As the war rages on in Ukraine, another threat materialized across the globe this week. For the first time in years, North Korea has launched a powerful missile. We’ve got more on what the White House has called a “brazen violation” — and what experts are saying about this dangerous new weapon.
North Korea launches a long-range ballistic missile
The country on Thursday launched its first intercontinental ballistic missile (ICBM) since 2017. The new missile reached an altitude of 3,852 miles, reportedly much higher than past tests, and splashed down in the waters off Japan’s western coast, Japan’s Defense Ministry said. The test was meant to signal that the weapon could have the range to strike the U.S., the New York Times reports.
The launch ends a self-imposed moratorium on nuclear and ICBM tests, which the country’s head Kim Jong-un announced in 2018 after meeting with former President Donald Trump. At the time, Trump declared that North Korea was “no longer a nuclear threat.”

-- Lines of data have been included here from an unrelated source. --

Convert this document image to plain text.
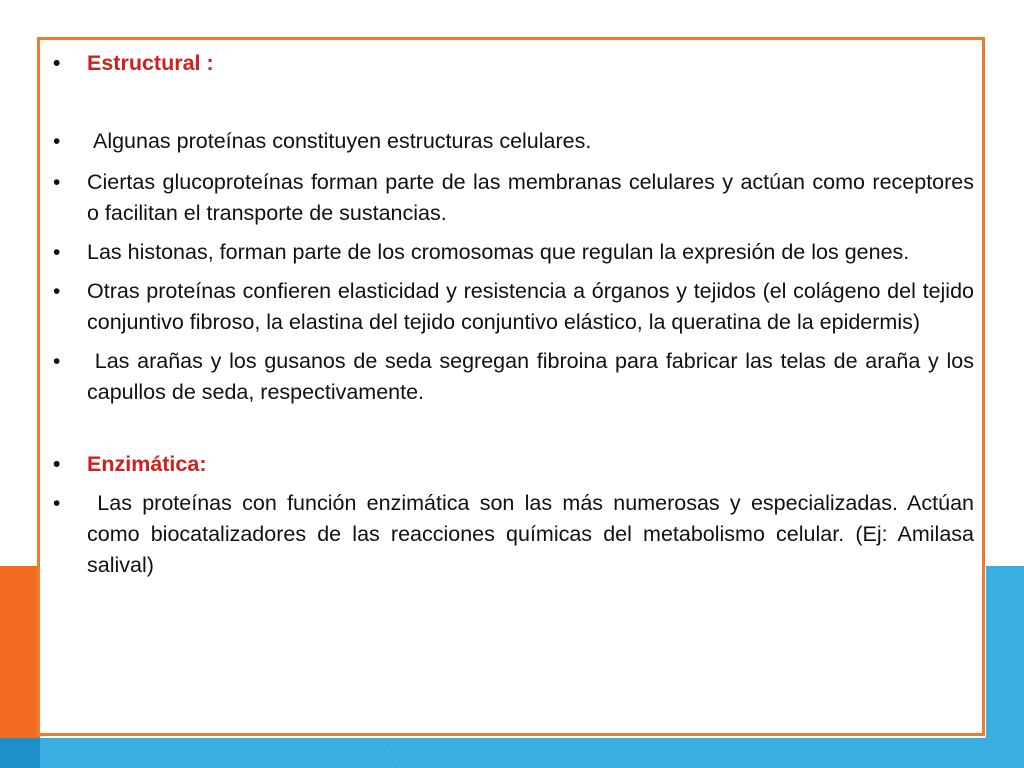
• Estructural :
• Algunas proteínas constituyen estructuras celulares.
• Ciertas glucoproteínas forman parte de las membranas celulares y actúan como receptores o facilitan el transporte de sustancias.
• Las histonas, forman parte de los cromosomas que regulan la expresión de los genes.
• Otras proteínas confieren elasticidad y resistencia a órganos y tejidos (el colágeno del tejido conjuntivo fibroso, la elastina del tejido conjuntivo elástico, la queratina de la epidermis)
• Las arañas y los gusanos de seda segregan fibroina para fabricar las telas de araña y los capullos de seda, respectivamente.
• Enzimática:
• Las proteínas con función enzimática son las más numerosas y especializadas. Actúan como biocatalizadores de las reacciones químicas del metabolismo celular. (Ej: Amilasa salival)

What’s known about the new missile?
Experts believe the missile is a new weapon, called the Hwasong-17. Early data indicates it could have a maximum range of about 9,320 miles, which would theoretically allow it to reach the U.S., a professor at the University of North Korean Studies in Seoul told CNN. It also may have the ability to lift multiple nuclear warheads. But it’s still unclear whether Pyongyang has mastered the technology to actually fly a missile across the Pacific or if its weapons can survive the turbulent re-entry into the atmosphere en route to a target.

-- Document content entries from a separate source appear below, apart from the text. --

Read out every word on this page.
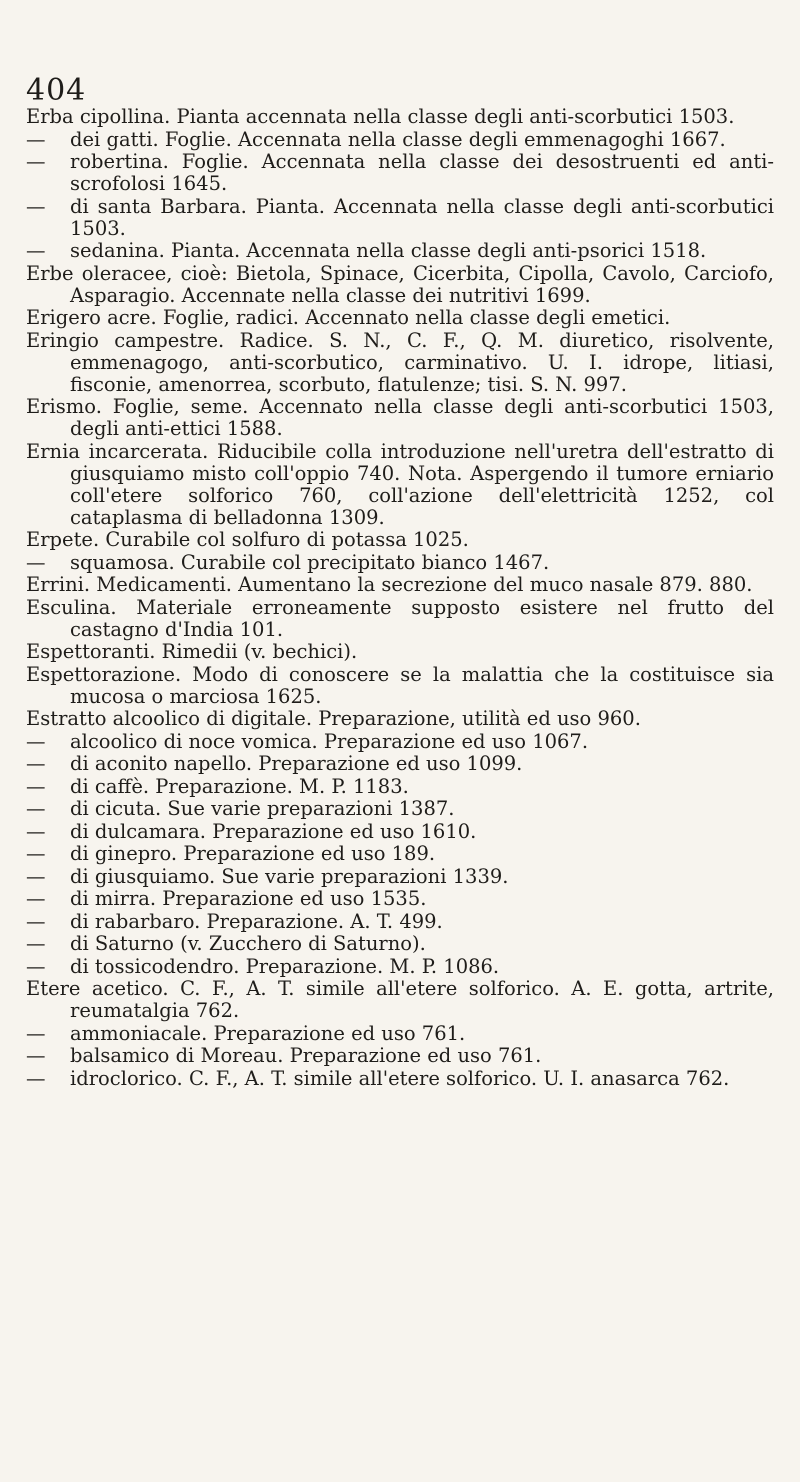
404

Erba cipollina. Pianta accennata nella classe degli anti-scorbutici 1503.

— dei gatti. Foglie. Accennata nella classe degli emmenagoghi 1667.

— robertina. Foglie. Accennata nella classe dei desostruenti ed anti-scrofolosi 1645.

— di santa Barbara. Pianta. Accennata nella classe degli anti-scorbutici 1503.

— sedanina. Pianta. Accennata nella classe degli anti-psorici 1518.

Erbe oleracee, cioè: Bietola, Spinace, Cicerbita, Cipolla, Cavolo, Carciofo, Asparagio. Accennate nella classe dei nutritivi 1699.

Erigero acre. Foglie, radici. Accennato nella classe degli emetici.

Eringio campestre. Radice. S. N., C. F., Q. M. diuretico, risolvente, emmenagogo, anti-scorbutico, carminativo. U. I. idrope, litiasi, fisconie, amenorrea, scorbuto, flatulenze; tisi. S. N. 997.

Erismo. Foglie, seme. Accennato nella classe degli anti-scorbutici 1503, degli anti-ettici 1588.

Ernia incarcerata. Riducibile colla introduzione nell'uretra dell'estratto di giusquiamo misto coll'oppio 740. Nota. Aspergendo il tumore erniario coll'etere solforico 760, coll'azione dell'elettricità 1252, col cataplasma di belladonna 1309.

Erpete. Curabile col solfuro di potassa 1025.

— squamosa. Curabile col precipitato bianco 1467.

Errini. Medicamenti. Aumentano la secrezione del muco nasale 879. 880.

Esculina. Materiale erroneamente supposto esistere nel frutto del castagno d'India 101.

Espettoranti. Rimedii (v. bechici).

Espettorazione. Modo di conoscere se la malattia che la costituisce sia mucosa o marciosa 1625.

Estratto alcoolico di digitale. Preparazione, utilità ed uso 960.

— alcoolico di noce vomica. Preparazione ed uso 1067.

— di aconito napello. Preparazione ed uso 1099.

— di caffè. Preparazione. M. P. 1183.

— di cicuta. Sue varie preparazioni 1387.

— di dulcamara. Preparazione ed uso 1610.

— di ginepro. Preparazione ed uso 189.

— di giusquiamo. Sue varie preparazioni 1339.

— di mirra. Preparazione ed uso 1535.

— di rabarbaro. Preparazione. A. T. 499.

— di Saturno (v. Zucchero di Saturno).

— di tossicodendro. Preparazione. M. P. 1086.

Etere acetico. C. F., A. T. simile all'etere solforico. A. E. gotta, artrite, reumatalgia 762.

— ammoniacale. Preparazione ed uso 761.

— balsamico di Moreau. Preparazione ed uso 761.

— idroclorico. C. F., A. T. simile all'etere solforico. U. I. anasarca 762.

The ICBM is also much larger than the Hwasong-15, an earlier iteration which flew to a height of 2,780 miles when the country tested it in 2017.
Why do a missile test now?
Through saber-rattling, Kim Jong-un is hoping to push the Biden administration back into talks over international sanctions. And as the tension escalates between the U.S. and Russia, North Korea’s betting that the two nations won’t band together like they did back in 2017 (after the country tested its last ICBM) to confront Pyongyang.
“There is no way Russia is going to cooperate at the U.N. Security Council when the United States wants to impose tough sanctions against North Korea,” the director of the Center for North Korean Studies at the Sejong Institute told the NYT.
How has the world reacted?
The White House called the test a “brazen violation” of U.N. Security Council resolutions that “needlessly raises tensions and risks destabilizing the security situation in the region.” President Biden, who’s in Brussels with NATO and Group of 7 leaders to discuss the situation in Ukraine, is “assessing the situation” with his national security team, per a White House statement.
Meanwhile, South Korea fired its own ballistic missiles less than two hours after the North Korean launch as a “retaliatory” show of its own weapons capabilities. “North Korea violated its own moratorium on ICBM tests that it had promised to the international community,” the South Korean military said. “This is a serious threat to peace and stability of the Korean Peninsula.”